Writing partners for 20 years, Kerr and Burchill have carved a rare symbiosis. "It's very much a to-and-fro thing," says Jim of their process of song creation. "Charlie will drift into the four and five o'clock in the mornings, whereas I would rather be up at eight listening with fresh ears. To him it'll be C, Band G, to me it'll be a lonely midnight telephone conversation."

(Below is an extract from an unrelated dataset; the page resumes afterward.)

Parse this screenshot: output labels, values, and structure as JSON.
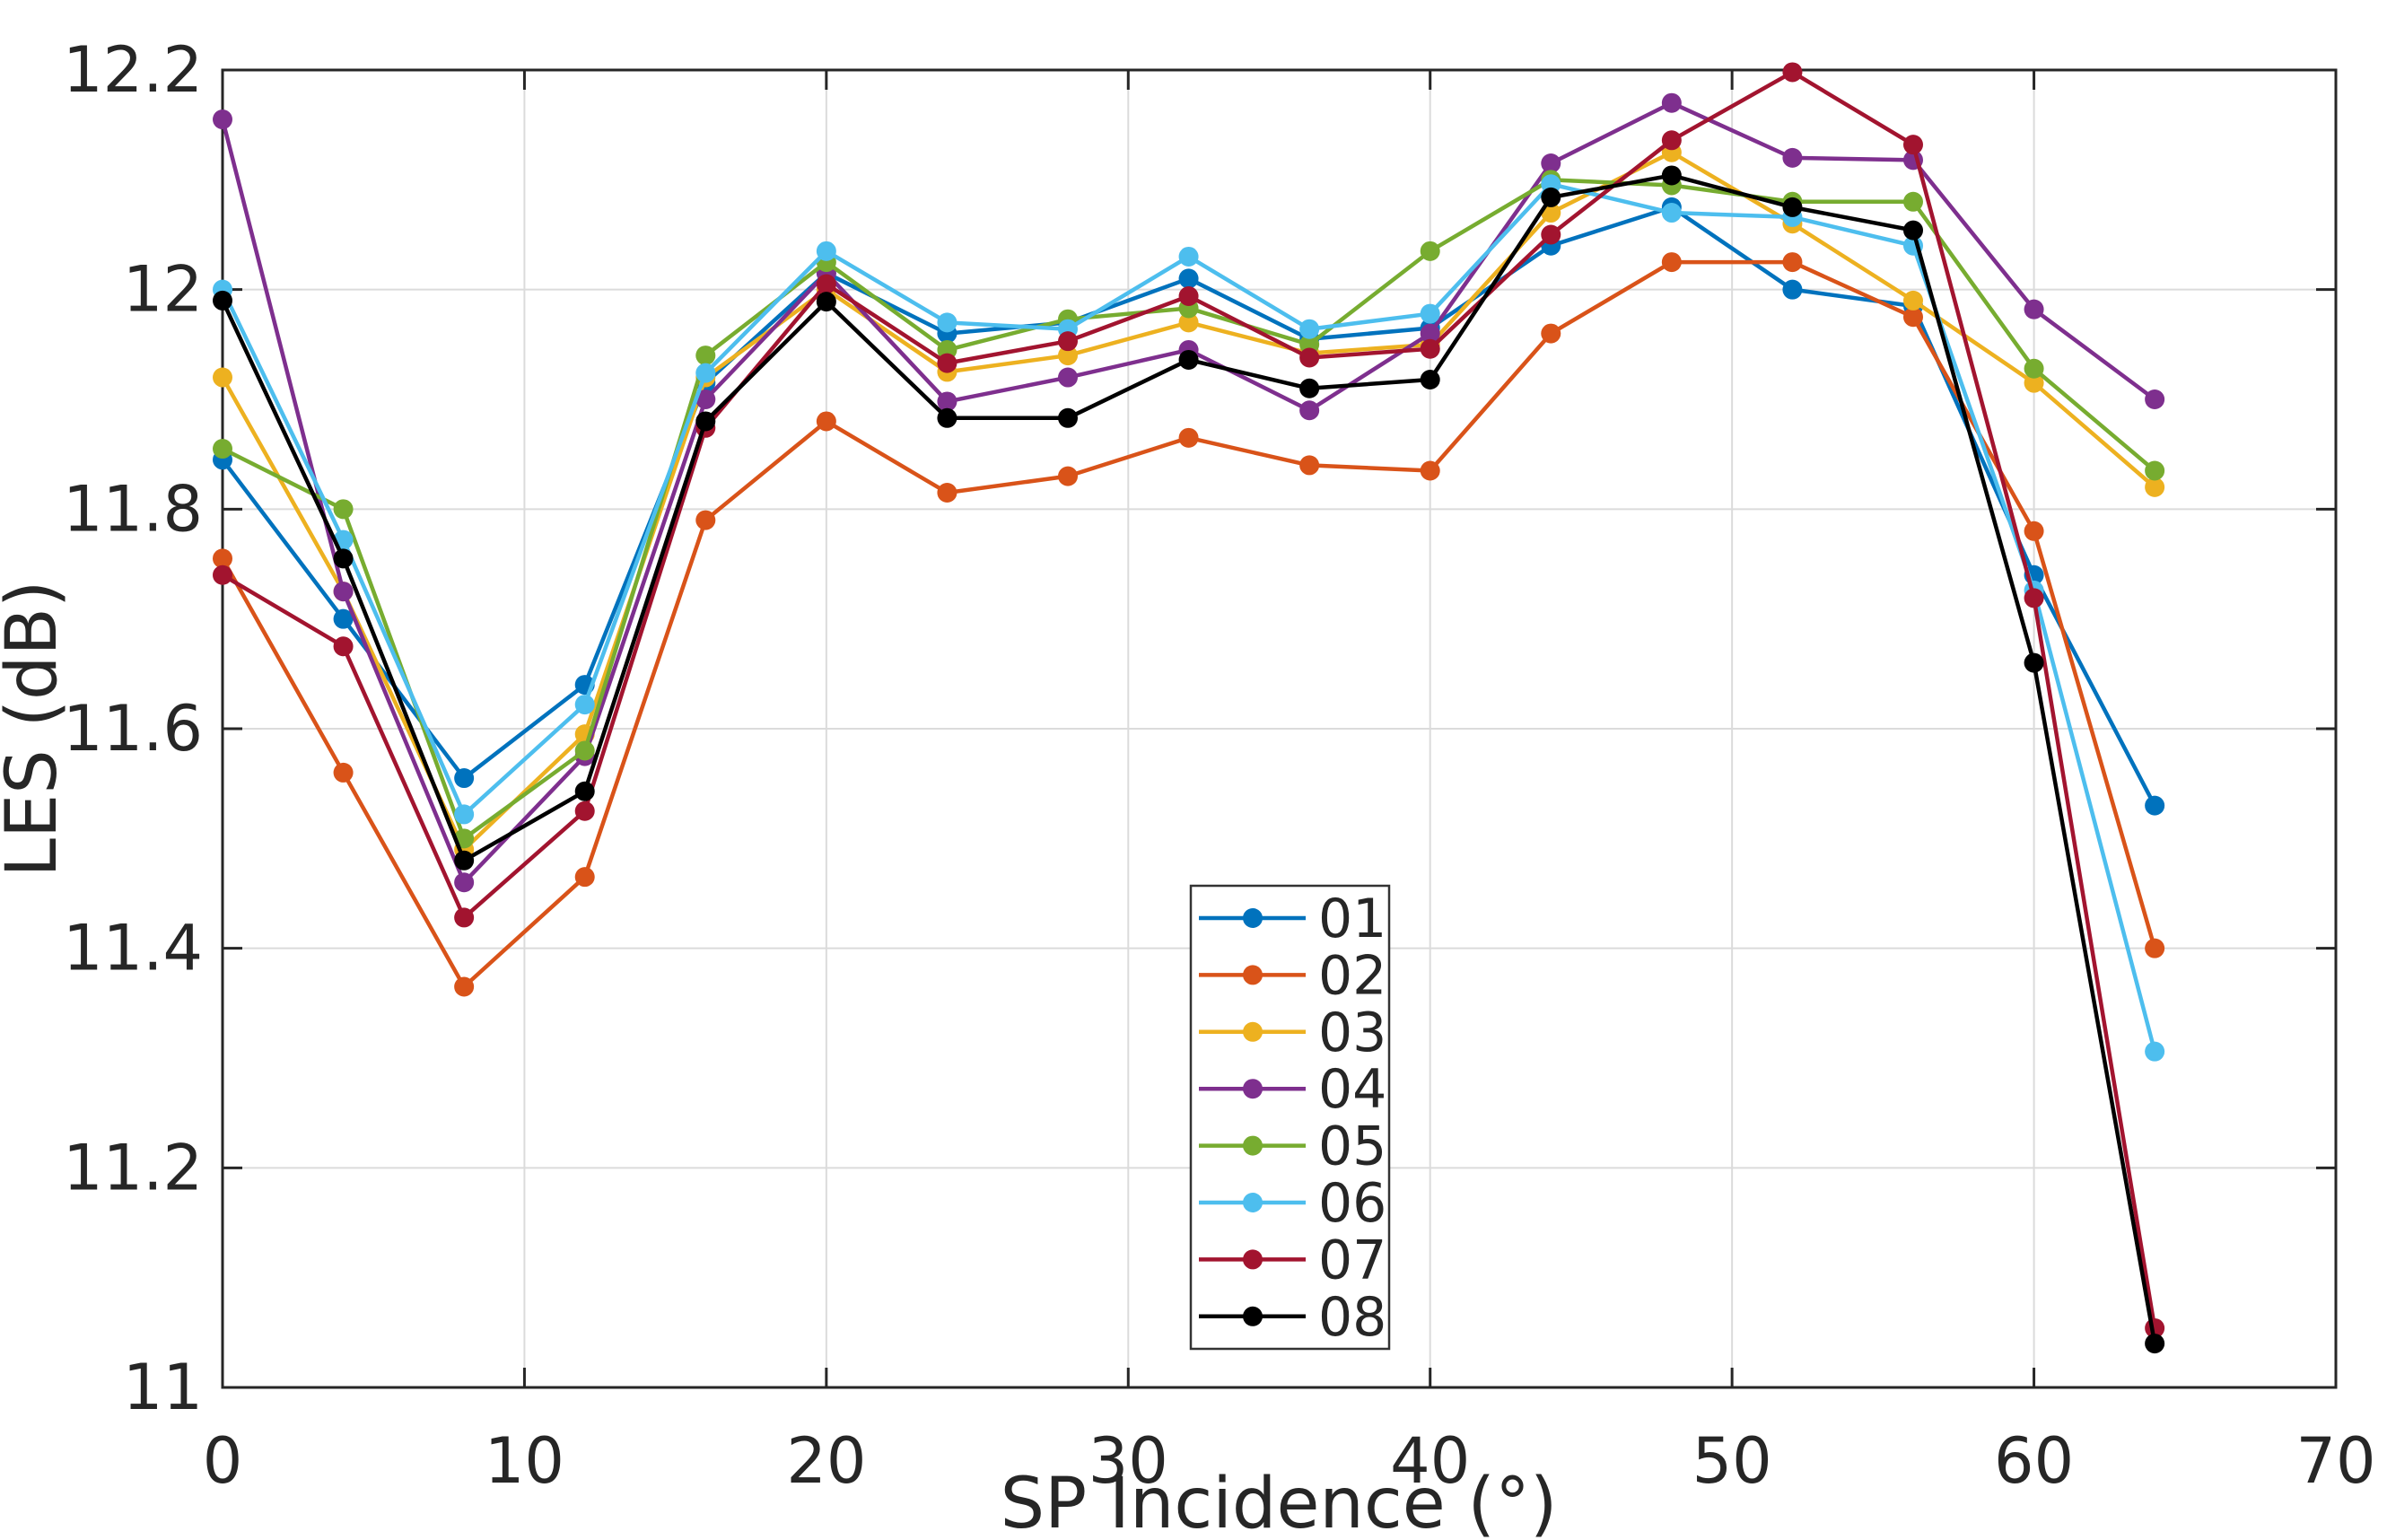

The prospect of taking Neapolis on the road this year is both a thrill and a challenge. "Our attitude to playing live is very pure and almost competitive," says Kerr. "It's not enough for us to think about someone coming and enjoying it. To us, they have to go in to work or college the next day and say to their mates 'You should have been there.' I think that goes back to Burchill and I seeing so many gigs when we were kids. Not that we had any depth of analysis, but we always knew who delivered."

Meanwhile, Simple Minds won't dare to bask in 20 glorious years of history, because they're too busy being part of the future and moving into their Neapolis.


The single Glitterball is released on March 2nd
Neapolis, the album, will be released on March 16th




Press release distributed in the Neapolis round tin promo box-set.